Tahun 2016, waktu lulus kuliah teater, saya memutuskan untuk menjadi guru teater (intrakurikuler) di sekolah. Saya kira itu keputusan strategis karena di kurikulum pendidikan menengah pada pelajaran Seni Budaya terdapat materi teater, tetapi saya tidak temukan kampus besar pendidik(an) macam UPI atau UNJ yang memiliki Prodi Pendidikan Teater. Entah di kampus lain. 

Maka, otomatis sekolah-sekolah pasti senang ada seorang lulusan teater yang mau menjadi guru teater, mengisi kekosongan guru teater yang mestinya tersedia menurut kurikulum seni budaya.

Lalu, ketika saya mulai mencari sekolah yang membutuhkan pengajar teater---saya mengira pasti banyak dan saya jadi rebutan, tapi ternyata saya salah besar banget. Hasilnya justru nol! Nihil! Tidak ada sekolah yang membutuhkan guru teater. Bahkan seorang staf sekolah bertanya, "Oh.. teater ya mas? yang belajar jadi kayak orang gila itu ya? Bagus tuh. Hahaha".

Karena bosan sudah berbulan-bulan jadi pengangguran, akhirnya saya membuka opsi untuk masuk ke dalam industri kreatif dengan melamar ke Stasiun TV, Rumah Produksi, Event Organizer dan sejenisnya. Ketika sudah ada beberapa respon dari industri tersebut, ada kabar dari seorang alumni teater bahwa Sekolah Madania (di Parung, Bogor) membutuhkan Guru Teater. 

Secara spesifik disebutkan yang dibutuhkan adalah lulusan prodi teater dan akan mengajar mata pelajaran teater---bukan Seni Budaya---dari tingkat dasar sampai menengah. Ajaib! Ternyata ada sekolah umum yang punya pelajaran teater secara spesifik. Optimisme untuk masuk ke dunia pendidikan muncul lagi. Tanpa pikir panjang saya langsung meminang Sekolah Madania!

Pendidikan Teater Tidak Ada di Sekolah Umum

Pendidikan teater di Indonesia tingkat perguruan tinggi terdapat di Institut Seni Budaya Indonesia (ISBI), Institut Seni Indonesia (ISI), Institut Kesenian Jakarta (IKJ) dan sejenisnya. Saya adalah salah satu produknya.
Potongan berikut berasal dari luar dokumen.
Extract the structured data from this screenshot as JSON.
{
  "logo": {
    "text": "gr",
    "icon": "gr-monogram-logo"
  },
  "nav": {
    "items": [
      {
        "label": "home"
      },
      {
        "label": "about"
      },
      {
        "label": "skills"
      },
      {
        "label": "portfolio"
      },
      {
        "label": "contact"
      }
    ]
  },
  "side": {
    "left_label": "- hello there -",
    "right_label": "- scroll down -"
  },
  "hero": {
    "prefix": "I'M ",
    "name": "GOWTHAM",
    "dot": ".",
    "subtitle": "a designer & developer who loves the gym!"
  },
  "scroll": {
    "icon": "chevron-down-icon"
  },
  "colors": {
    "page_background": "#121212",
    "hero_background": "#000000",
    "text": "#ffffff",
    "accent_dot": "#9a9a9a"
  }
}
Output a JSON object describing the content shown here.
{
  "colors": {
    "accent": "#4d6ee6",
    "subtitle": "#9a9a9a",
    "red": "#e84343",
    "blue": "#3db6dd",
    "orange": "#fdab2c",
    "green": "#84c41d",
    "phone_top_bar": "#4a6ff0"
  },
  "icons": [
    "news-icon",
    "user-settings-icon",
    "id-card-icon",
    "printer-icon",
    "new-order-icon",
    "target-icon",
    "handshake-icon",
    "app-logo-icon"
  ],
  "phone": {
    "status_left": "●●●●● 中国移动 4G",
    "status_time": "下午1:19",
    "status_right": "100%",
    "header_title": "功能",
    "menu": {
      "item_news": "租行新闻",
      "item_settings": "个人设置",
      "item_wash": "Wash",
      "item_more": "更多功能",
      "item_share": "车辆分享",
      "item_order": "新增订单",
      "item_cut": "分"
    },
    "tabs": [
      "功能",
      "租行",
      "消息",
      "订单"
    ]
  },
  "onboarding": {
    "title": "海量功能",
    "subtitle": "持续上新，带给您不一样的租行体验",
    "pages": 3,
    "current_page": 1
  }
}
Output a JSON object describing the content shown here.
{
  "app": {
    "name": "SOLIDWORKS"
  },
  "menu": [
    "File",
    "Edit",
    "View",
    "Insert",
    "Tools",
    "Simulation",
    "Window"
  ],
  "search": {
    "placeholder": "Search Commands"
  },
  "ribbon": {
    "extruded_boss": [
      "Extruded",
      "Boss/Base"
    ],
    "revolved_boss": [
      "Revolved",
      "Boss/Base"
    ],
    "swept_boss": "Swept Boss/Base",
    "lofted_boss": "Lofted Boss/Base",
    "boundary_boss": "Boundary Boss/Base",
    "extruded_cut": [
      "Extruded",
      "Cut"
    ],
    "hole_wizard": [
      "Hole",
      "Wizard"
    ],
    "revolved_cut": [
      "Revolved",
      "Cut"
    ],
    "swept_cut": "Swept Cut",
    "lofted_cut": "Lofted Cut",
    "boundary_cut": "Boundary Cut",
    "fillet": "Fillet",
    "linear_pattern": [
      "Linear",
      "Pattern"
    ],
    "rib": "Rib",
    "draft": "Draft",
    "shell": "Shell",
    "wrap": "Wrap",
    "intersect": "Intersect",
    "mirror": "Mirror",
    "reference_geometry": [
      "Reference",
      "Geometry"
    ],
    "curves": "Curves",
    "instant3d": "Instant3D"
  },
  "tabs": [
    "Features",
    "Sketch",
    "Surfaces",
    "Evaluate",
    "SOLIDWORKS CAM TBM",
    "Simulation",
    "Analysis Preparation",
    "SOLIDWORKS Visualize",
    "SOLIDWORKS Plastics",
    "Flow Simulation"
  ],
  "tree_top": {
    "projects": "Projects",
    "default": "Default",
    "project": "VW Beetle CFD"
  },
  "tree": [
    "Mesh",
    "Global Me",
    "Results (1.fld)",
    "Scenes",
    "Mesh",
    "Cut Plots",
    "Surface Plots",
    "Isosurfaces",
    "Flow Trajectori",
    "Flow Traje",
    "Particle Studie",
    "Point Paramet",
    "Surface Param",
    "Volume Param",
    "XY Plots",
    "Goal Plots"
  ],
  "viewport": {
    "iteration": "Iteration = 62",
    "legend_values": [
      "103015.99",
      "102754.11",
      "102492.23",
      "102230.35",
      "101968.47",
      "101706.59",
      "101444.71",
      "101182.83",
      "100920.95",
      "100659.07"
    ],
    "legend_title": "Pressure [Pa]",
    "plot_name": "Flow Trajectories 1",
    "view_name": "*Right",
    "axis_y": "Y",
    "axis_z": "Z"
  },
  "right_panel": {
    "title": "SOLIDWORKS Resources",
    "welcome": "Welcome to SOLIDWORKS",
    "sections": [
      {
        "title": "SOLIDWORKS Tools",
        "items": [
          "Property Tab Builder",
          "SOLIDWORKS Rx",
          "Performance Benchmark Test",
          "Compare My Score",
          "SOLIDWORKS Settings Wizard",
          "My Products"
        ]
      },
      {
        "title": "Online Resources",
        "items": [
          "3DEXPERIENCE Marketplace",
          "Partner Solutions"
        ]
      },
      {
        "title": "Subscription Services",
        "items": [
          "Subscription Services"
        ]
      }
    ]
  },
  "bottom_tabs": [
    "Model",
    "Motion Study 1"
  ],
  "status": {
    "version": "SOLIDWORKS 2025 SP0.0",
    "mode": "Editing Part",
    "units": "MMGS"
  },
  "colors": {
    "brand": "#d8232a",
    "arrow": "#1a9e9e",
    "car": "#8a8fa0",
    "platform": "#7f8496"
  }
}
Pendidikan tinggi tersebut dapat ditempuh seseorang yang sudah berusia di atas 17 tahun dan telah lulus dari tingkat SMA.

Jika ada anak yang berniat mendalami teater dengan berkuliah di perguruan tinggi seni, maka anak tersebut harus lulus SMA terlebih dahulu. Tetapi, kenapa harus seperti itu ya? 

Apakah sekolah di tingkat SMA memberikan pengantar pelajaran teater bagi anak yang mau kuliah teater, sehingga jika belum lulus SMA, anak tersebut tidak akan mampu mengikuti pelajaran teater di perguruan tinggi? Padahal di Ibu Kota Jakarta saja tidak ada sekolah yang memiliki pelajaran teater secara spesifik. Kalaupun ada, saya yakin jari tangan saya akan lebih dari cukup jika digunakan untuk menghitung jumlahnya.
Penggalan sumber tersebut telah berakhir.